# How do you multiply e^(( 3 pi )/ 8 i) * e^( 3 pi/2 i )  in trigonometric form?

Oct 15, 2017

$= {e}^{\left(\frac{31 \pi}{8}\right) i}$

#### Explanation:

 e^(((3pi)/8)i) * e^ (3(pi/2)i
${e}^{\left(\frac{3 \pi}{8}\right) i} \cdot {e}^{\left(\frac{7 \pi}{2}\right) i}$

${e}^{\left(\frac{3 \pi}{8}\right) i} \cdot {e}^{\left(\frac{28 \pi}{8}\right) i}$
e^ (((3pi + 28pi)/8)(i+i) = e^(((31pi)/8)i)

Oct 15, 2017

$\cos \left(\frac{\pi}{8}\right) - i \sin \left(\frac{\pi}{8}\right)$ or $- {\left(- 1\right)}^{\frac{7}{8}}$

#### Explanation:

Are you sure its ${e}^{3 \frac{\pi}{2}}$ not ${e}^{\frac{3 \pi}{2}}$ because it makes more sense when you write it in trig form.

Remember this beauty?
${e}^{i \pi} = - 1$
That was Euler's identity.

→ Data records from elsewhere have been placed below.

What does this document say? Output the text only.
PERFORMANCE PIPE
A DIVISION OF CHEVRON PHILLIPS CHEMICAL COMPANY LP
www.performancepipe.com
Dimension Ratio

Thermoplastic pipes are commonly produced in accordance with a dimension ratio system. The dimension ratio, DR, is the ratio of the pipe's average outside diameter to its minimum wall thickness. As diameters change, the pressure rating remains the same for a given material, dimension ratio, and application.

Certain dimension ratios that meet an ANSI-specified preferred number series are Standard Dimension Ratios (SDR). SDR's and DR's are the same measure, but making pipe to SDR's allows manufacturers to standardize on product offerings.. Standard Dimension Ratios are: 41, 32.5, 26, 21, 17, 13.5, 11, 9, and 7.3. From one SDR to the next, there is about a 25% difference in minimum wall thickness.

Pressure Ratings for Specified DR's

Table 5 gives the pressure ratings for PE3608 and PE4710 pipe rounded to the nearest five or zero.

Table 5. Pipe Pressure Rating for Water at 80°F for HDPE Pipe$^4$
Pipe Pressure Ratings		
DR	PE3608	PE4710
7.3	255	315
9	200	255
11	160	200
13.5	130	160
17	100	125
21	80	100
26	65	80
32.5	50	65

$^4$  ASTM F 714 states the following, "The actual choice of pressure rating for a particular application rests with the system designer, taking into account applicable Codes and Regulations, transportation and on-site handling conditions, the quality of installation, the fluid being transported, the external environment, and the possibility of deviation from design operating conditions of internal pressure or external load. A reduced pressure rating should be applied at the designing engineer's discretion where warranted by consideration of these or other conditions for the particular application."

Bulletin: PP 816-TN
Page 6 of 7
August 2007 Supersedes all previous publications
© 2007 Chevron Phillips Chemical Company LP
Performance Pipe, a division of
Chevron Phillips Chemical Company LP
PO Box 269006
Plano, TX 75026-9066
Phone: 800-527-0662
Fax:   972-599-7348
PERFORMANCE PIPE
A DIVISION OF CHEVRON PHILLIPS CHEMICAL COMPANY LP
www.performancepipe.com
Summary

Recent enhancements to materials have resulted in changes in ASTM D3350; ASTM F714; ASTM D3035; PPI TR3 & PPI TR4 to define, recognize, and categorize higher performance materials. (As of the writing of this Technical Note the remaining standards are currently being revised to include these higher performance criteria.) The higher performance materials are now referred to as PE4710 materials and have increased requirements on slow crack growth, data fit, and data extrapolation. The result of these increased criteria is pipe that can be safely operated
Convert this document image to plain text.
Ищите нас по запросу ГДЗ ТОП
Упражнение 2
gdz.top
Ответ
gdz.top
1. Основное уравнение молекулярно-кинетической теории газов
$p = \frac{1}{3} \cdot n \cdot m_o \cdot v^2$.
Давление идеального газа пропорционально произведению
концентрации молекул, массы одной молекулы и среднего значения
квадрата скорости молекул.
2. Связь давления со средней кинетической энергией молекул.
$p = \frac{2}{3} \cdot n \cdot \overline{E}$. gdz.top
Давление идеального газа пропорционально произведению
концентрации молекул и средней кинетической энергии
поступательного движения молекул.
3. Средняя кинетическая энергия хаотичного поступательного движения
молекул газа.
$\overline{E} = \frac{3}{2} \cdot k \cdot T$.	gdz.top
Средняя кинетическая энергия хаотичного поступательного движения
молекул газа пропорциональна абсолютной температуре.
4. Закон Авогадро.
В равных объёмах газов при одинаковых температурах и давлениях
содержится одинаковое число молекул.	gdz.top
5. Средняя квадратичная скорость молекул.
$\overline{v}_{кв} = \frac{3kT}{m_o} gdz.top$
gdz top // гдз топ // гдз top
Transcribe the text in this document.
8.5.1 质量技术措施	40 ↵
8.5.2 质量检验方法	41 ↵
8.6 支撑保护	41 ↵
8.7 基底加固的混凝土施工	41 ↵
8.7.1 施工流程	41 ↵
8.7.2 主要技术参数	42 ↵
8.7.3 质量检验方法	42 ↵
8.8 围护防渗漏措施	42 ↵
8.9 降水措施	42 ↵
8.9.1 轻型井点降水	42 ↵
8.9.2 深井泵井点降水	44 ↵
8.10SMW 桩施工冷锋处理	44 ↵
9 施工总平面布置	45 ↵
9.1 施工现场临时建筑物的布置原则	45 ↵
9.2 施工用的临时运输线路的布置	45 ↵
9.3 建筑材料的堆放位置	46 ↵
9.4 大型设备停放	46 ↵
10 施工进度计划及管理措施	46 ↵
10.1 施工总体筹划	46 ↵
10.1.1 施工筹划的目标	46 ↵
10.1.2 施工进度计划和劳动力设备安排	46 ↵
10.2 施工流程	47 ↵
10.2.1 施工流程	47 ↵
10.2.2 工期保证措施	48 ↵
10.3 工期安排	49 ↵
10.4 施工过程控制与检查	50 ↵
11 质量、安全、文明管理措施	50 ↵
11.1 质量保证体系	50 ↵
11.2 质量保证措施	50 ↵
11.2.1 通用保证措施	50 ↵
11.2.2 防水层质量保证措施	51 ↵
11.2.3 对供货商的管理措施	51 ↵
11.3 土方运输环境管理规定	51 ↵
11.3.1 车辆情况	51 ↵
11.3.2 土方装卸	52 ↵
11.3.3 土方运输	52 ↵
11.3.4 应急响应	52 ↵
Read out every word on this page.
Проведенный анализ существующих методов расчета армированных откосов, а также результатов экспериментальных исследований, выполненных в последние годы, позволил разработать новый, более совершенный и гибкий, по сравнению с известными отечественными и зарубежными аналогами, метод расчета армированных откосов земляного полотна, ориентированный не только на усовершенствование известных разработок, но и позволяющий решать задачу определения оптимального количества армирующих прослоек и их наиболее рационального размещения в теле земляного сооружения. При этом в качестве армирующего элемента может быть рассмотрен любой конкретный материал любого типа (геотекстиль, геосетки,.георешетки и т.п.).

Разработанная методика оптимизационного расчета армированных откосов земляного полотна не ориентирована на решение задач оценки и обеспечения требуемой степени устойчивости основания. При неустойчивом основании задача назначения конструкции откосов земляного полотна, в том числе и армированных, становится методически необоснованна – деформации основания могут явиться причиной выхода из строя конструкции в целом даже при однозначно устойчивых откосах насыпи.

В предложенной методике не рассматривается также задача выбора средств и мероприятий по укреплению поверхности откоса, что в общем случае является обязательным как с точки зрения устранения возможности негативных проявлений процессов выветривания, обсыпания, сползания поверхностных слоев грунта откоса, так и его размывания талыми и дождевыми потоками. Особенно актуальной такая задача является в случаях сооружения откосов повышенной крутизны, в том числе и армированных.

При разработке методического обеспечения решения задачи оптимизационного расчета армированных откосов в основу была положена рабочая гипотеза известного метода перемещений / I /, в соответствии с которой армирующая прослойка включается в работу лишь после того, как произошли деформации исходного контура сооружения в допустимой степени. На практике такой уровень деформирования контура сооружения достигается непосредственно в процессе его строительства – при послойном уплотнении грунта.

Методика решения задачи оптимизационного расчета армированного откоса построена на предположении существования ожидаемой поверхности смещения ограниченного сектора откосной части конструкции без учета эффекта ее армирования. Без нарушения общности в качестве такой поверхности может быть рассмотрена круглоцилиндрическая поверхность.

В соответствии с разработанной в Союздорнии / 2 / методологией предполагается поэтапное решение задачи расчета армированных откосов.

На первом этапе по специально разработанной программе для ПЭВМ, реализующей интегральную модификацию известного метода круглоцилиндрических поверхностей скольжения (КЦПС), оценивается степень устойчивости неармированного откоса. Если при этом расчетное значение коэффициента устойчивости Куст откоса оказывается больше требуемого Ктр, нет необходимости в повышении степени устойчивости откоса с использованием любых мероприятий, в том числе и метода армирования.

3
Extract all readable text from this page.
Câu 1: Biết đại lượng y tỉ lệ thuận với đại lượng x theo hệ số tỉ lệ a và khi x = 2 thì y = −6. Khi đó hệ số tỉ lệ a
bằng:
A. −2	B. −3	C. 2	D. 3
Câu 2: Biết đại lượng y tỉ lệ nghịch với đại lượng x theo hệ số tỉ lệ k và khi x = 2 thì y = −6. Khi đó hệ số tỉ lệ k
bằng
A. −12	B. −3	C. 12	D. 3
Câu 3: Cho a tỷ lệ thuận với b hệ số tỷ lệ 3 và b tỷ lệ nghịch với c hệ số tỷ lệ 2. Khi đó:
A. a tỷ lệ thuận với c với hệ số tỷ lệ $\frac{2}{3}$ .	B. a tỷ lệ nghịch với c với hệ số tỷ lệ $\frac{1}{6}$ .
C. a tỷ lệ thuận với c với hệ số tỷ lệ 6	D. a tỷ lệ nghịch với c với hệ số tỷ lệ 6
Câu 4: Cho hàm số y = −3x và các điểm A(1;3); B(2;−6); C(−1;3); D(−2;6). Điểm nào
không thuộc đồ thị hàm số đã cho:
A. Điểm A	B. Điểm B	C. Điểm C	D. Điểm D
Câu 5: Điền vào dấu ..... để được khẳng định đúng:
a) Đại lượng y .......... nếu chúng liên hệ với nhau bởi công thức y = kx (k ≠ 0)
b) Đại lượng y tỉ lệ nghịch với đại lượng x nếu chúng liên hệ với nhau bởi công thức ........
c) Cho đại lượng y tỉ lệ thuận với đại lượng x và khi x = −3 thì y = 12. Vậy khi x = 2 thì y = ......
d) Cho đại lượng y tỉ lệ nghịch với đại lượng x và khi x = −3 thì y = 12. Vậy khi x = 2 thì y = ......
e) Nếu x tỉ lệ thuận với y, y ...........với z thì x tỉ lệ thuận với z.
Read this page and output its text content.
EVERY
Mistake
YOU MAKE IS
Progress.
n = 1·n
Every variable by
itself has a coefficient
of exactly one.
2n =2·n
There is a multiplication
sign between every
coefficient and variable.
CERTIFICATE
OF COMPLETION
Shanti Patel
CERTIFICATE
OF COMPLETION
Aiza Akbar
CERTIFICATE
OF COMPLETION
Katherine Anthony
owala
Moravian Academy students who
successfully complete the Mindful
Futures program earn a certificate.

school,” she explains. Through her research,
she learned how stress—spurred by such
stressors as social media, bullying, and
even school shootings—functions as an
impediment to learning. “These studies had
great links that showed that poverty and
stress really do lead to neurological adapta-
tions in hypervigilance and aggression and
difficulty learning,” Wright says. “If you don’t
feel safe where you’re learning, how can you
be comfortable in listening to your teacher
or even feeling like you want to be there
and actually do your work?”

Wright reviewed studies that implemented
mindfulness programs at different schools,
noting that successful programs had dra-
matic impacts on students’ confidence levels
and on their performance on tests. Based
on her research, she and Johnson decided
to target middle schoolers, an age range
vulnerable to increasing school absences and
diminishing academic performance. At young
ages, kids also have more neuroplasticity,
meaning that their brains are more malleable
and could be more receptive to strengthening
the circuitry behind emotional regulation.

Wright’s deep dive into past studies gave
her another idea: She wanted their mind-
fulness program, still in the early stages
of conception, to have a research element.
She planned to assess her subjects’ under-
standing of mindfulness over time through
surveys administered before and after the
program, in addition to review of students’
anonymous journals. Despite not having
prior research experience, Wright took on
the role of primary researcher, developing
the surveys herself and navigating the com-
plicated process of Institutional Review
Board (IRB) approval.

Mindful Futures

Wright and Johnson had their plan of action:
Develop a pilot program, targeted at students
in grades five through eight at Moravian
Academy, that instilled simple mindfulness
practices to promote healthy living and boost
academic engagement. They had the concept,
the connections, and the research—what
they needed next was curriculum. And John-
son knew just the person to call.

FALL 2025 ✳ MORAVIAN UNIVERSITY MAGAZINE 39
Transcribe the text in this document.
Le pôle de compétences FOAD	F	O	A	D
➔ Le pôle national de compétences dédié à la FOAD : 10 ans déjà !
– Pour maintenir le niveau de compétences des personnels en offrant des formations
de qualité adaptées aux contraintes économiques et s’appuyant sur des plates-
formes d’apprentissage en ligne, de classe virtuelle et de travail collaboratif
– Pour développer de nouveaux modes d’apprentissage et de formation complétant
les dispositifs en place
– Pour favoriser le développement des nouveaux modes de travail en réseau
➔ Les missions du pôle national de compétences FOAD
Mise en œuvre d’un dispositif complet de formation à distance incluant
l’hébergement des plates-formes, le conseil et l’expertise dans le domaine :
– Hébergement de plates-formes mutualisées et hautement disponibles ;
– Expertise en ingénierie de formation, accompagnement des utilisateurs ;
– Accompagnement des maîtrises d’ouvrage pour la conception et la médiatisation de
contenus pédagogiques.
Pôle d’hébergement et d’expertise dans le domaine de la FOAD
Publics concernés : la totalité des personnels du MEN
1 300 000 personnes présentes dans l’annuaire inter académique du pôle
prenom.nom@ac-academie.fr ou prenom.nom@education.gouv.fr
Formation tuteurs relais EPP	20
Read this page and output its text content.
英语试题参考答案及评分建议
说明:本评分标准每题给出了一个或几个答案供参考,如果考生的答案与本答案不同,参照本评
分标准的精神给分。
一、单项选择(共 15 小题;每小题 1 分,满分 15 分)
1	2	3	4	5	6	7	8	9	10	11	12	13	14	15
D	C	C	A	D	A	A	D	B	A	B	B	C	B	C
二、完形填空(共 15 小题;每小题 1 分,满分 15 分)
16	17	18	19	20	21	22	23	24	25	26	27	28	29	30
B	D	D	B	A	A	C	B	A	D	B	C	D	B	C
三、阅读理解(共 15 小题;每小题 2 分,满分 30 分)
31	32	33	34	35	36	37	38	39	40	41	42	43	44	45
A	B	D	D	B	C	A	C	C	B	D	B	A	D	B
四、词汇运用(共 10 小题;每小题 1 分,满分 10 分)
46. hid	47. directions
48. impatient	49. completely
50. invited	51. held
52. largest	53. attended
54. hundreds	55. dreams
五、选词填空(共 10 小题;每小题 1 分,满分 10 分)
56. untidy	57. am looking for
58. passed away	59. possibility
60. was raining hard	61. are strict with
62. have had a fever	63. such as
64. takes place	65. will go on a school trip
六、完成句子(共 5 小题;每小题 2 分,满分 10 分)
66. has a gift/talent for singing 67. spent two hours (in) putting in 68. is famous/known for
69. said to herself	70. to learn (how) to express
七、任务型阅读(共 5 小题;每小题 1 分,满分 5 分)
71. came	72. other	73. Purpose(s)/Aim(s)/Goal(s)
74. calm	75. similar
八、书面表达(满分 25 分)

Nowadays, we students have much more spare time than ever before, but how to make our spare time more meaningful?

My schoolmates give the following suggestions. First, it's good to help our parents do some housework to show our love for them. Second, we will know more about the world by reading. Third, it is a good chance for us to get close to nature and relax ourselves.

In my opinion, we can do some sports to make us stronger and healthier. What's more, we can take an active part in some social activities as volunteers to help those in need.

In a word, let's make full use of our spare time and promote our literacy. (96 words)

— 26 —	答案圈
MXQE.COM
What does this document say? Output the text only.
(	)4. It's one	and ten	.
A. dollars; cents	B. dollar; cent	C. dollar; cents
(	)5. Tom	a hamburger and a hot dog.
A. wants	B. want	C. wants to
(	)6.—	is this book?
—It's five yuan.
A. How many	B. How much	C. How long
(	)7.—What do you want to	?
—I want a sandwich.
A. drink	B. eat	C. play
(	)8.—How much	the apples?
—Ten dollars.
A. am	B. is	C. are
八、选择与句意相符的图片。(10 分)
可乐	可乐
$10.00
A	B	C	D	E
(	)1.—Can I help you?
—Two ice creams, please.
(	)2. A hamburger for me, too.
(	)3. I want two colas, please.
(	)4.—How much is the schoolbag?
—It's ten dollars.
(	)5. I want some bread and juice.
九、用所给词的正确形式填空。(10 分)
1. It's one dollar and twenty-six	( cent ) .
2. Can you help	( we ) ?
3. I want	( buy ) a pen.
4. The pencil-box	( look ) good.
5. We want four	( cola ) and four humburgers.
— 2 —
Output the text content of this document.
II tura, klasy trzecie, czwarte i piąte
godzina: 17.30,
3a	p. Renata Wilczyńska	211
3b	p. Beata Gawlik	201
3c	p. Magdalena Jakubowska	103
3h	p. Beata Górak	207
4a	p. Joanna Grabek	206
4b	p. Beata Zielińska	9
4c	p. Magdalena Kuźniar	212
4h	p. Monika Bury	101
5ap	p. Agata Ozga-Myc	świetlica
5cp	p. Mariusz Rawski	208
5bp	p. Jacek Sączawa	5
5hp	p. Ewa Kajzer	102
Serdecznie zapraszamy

This is the generalized formula:
${e}^{i x} = \cos x + i \sin x$

Therefore, we can break down the two terms involved:

${e}^{i \frac{3}{8} \pi} = \cos \left(\frac{3 \pi}{8}\right) + i \sin \left(\frac{3 \pi}{8}\right)$

${e}^{i \frac{7}{2} \pi} = \cos \left(\frac{7 \pi}{2}\right) + i \sin \left(\frac{7 \pi}{2}\right) = 0 + i \cdot \left(- 1\right) = - i$

${e}^{i \frac{3}{8} \pi} = {\left({e}^{i \frac{3}{2} \pi}\right)}^{\frac{1}{4}} = {\left(- i\right)}^{\frac{1}{4}}$
${e}^{i \frac{3}{8} \pi} \cdot {e}^{i \frac{3}{2} \pi} = {\left({e}^{i \frac{3}{2} \pi}\right)}^{\frac{1}{4}} \cdot {e}^{i \frac{7}{2} \pi} = {\left({e}^{i \frac{3}{2} \pi}\right)}^{\frac{5}{4}} = {\left(- i\right)}^{\frac{5}{4}} = - {\left(- 1\right)}^{\frac{7}{8}}$

Or

${e}^{i \frac{3}{8} \pi} \cdot {e}^{i \frac{7}{2} \pi} = \sin \left(\frac{3 \pi}{8}\right) - i \cos \left(\frac{3 \pi}{8}\right)$

$= \cos \left(\frac{\pi}{8}\right) - i \sin \left(\frac{\pi}{8}\right)$